Most people meet regular expressions as a wall of symbols copied from a forum, tweak it until it works, and back away slowly. That's a shame, because the underlying idea is simple and the vocabulary is small. This guide builds a pattern from scratch and then names the handful of traps worth knowing.
A pattern is a description
A regular expression describes what a matching string looks like. The engine reads your subject text left to right and, at each position, asks "does the pattern fit starting here?". Everything else — character classes, quantifiers, anchors — is just richer ways to write that description. Keep that picture in mind and the symbols stop being magic.
The fastest way to learn is to change one piece at a time and watch what matches. The regex tester highlights every match as you type, which turns the whole thing into a feedback loop instead of guesswork.
Five pieces cover most patterns
Literals match themselves: cat matches the letters c-a-t. Character classes match one character from a set: \d is any digit, \w is a letter/digit/underscore, \s is whitespace, and [a-f] is your own range. Quantifiers say how many: * is zero-or-more, + is one-or-more, ? is optional, and {2,4} is a specific count. Anchors match a position rather than a character: ^ and $ are the start and end, and \b is a word boundary. Groups and alternation bundle and branch: (...) groups, and cat|dog matches either.
Watch them combine into something useful — a rough date matcher:
\d{4}-\d{2}-\d{2} matches 2026-06-01
^\d{4}-\d{2}-\d{2}$ ...but only if that's the whole string
Read it as a description: four digits, a hyphen, two digits, a hyphen, two digits. Add the anchors and you also say "and nothing else on the line". That's the entire trick — you're spelling out the shape.
Why .* grabs too much
Quantifiers are greedy by default: they match as much as possible, then give back only if the rest of the pattern fails. Run <.*> against <a><b> and it matches the whole thing, not just <a>, because .* swallowed everything before the final >.
Add a ? to make a quantifier lazy — match as little as possible: <.*?> stops at the first > and matches <a>. Greedy versus lazy is one of the most common "why is it matching that?" moments, and flipping a single ? usually fixes it.

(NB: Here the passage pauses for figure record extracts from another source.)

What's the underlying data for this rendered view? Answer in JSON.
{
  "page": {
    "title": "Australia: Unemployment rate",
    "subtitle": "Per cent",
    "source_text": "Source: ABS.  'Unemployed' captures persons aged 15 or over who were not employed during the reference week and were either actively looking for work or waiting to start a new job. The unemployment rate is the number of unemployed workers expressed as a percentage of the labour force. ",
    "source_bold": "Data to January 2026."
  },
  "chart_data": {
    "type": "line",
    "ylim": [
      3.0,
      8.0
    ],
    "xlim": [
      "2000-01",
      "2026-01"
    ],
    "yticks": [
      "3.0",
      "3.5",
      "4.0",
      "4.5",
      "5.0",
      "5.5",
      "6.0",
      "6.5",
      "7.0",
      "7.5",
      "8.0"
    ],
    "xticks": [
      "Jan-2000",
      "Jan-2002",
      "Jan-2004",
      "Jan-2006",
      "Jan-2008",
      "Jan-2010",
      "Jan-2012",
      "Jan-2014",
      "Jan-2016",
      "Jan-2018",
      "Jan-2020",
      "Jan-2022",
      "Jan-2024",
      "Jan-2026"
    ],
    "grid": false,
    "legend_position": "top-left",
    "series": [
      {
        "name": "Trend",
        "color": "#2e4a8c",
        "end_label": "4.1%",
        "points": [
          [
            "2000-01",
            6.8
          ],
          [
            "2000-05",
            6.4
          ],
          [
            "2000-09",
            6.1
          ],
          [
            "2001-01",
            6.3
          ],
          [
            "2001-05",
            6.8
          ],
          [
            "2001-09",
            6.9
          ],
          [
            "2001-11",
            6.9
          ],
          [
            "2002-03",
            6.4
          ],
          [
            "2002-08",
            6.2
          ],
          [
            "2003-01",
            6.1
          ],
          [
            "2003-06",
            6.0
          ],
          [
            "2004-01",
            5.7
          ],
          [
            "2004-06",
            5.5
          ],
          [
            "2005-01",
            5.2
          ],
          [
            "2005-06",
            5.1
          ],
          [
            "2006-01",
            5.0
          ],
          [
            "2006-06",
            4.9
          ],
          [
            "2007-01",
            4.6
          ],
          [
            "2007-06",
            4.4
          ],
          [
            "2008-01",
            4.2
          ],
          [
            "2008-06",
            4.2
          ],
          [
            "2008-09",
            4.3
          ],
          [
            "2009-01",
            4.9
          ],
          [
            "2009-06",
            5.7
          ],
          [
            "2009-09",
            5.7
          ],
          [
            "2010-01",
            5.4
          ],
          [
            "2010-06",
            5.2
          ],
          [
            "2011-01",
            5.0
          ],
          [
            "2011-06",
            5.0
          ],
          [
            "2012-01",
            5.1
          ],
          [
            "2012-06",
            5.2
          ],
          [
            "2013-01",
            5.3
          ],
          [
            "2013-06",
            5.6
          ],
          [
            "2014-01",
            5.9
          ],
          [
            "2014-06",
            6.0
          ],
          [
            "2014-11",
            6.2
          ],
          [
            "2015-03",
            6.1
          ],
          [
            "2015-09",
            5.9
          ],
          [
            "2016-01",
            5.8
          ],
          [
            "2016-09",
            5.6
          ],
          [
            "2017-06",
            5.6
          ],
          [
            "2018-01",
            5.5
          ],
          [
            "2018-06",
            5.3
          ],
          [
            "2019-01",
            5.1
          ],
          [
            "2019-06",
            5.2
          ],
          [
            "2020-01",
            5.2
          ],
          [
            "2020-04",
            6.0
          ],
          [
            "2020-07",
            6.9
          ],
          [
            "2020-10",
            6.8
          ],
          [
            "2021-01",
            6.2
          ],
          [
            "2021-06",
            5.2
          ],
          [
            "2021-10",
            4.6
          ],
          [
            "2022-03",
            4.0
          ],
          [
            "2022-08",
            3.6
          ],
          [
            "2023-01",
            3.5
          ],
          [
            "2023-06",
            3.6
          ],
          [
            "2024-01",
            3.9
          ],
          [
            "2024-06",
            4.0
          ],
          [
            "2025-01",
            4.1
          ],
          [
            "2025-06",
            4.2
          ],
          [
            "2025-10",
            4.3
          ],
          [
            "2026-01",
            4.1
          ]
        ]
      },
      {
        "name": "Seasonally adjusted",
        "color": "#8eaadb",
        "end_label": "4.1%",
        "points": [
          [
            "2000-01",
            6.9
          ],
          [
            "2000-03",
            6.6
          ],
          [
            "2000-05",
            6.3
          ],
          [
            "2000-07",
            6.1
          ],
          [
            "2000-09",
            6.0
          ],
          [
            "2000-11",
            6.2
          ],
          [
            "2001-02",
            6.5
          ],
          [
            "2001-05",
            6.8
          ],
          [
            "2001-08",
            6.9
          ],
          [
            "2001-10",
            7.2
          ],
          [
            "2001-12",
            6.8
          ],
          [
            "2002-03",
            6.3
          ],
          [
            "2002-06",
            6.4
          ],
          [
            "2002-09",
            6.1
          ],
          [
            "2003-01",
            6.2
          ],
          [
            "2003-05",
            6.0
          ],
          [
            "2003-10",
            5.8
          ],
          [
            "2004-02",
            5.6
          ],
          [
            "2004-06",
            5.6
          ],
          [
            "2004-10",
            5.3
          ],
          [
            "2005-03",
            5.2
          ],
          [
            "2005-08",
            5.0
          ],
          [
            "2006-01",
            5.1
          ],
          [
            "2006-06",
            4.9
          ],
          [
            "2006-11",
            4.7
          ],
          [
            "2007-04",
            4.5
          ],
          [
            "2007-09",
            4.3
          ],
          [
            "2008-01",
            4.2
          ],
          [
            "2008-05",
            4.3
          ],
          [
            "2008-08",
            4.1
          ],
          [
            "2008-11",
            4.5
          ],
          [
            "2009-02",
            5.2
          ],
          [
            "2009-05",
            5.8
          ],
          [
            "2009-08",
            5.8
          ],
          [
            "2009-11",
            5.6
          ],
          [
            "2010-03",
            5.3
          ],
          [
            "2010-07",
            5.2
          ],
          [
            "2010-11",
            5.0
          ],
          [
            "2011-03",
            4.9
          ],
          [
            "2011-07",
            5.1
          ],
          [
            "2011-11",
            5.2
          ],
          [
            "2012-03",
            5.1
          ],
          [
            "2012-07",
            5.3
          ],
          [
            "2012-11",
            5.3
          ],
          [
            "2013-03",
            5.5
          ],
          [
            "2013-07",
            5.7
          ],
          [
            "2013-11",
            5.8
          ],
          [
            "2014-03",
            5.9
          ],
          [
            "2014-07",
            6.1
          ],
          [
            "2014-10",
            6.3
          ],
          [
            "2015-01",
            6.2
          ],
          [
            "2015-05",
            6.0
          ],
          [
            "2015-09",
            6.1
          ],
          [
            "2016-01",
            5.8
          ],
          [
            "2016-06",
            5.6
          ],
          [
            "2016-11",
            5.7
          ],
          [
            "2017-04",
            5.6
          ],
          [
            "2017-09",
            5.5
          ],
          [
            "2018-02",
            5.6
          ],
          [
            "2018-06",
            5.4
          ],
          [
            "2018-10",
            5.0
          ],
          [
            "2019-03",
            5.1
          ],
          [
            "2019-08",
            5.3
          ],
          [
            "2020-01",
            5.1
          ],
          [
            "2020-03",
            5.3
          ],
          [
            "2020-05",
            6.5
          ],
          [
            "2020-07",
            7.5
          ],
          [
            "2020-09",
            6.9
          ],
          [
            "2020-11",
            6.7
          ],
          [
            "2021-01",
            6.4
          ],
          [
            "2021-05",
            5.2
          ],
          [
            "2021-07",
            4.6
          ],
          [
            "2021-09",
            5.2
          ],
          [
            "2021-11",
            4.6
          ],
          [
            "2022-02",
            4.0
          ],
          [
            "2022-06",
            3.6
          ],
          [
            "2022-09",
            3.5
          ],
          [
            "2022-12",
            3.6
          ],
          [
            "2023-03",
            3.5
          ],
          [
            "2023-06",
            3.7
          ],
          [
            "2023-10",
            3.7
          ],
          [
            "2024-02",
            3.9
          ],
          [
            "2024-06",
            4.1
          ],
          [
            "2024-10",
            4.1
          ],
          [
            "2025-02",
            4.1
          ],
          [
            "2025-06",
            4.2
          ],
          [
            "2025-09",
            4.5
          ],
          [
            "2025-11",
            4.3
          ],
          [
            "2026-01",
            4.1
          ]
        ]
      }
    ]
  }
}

Capturing and reusing parts
Parentheses don't just group — they capture. The text each group matched is available afterwards as $1, $2, and so on, which is what makes find-and-replace powerful. Swapping 2026-06-01 to 01/06/2026 is one replace:
pattern: (\d{4})-(\d{2})-(\d{2})
replacement: $3/$2/$1
Most engines also support named groups like (?<year>\d{4}) for readability, though the exact syntax varies by language.
Things that bite everyone once
- Catastrophic backtracking. Nested quantifiers such as
(a+)+$can explode into millions of attempts on certain inputs and hang the program. Avoid overlapping quantifiers, anchor your pattern, and prefer specific classes to.*. - The dot doesn't cross lines. By default
.matches anything except a newline. If your text spans lines, add thes(dotall) flag. - Forgetting to anchor. A pattern that "validates" an email will happily match it inside a longer junk string unless you anchor with
^and$. - Reaching for regex too soon. Don't parse HTML or deeply nested formats with it — use a real parser. Regex shines on flat, predictable text.
The four you'll actually use
g finds every match instead of stopping at the first. i makes matching case-insensitive. m (multiline) makes ^ and $ match at every line break. s (dotall) lets . match newlines too. You can toggle each of these on the tester and see the match set change immediately.
That's the core of it. Regex isn't a secret language for wizards — it's a compact way to describe text, with a few sharp edges. Build patterns one piece at a time, test as you go, and keep them anchored and specific. The line noise turns into something you can read.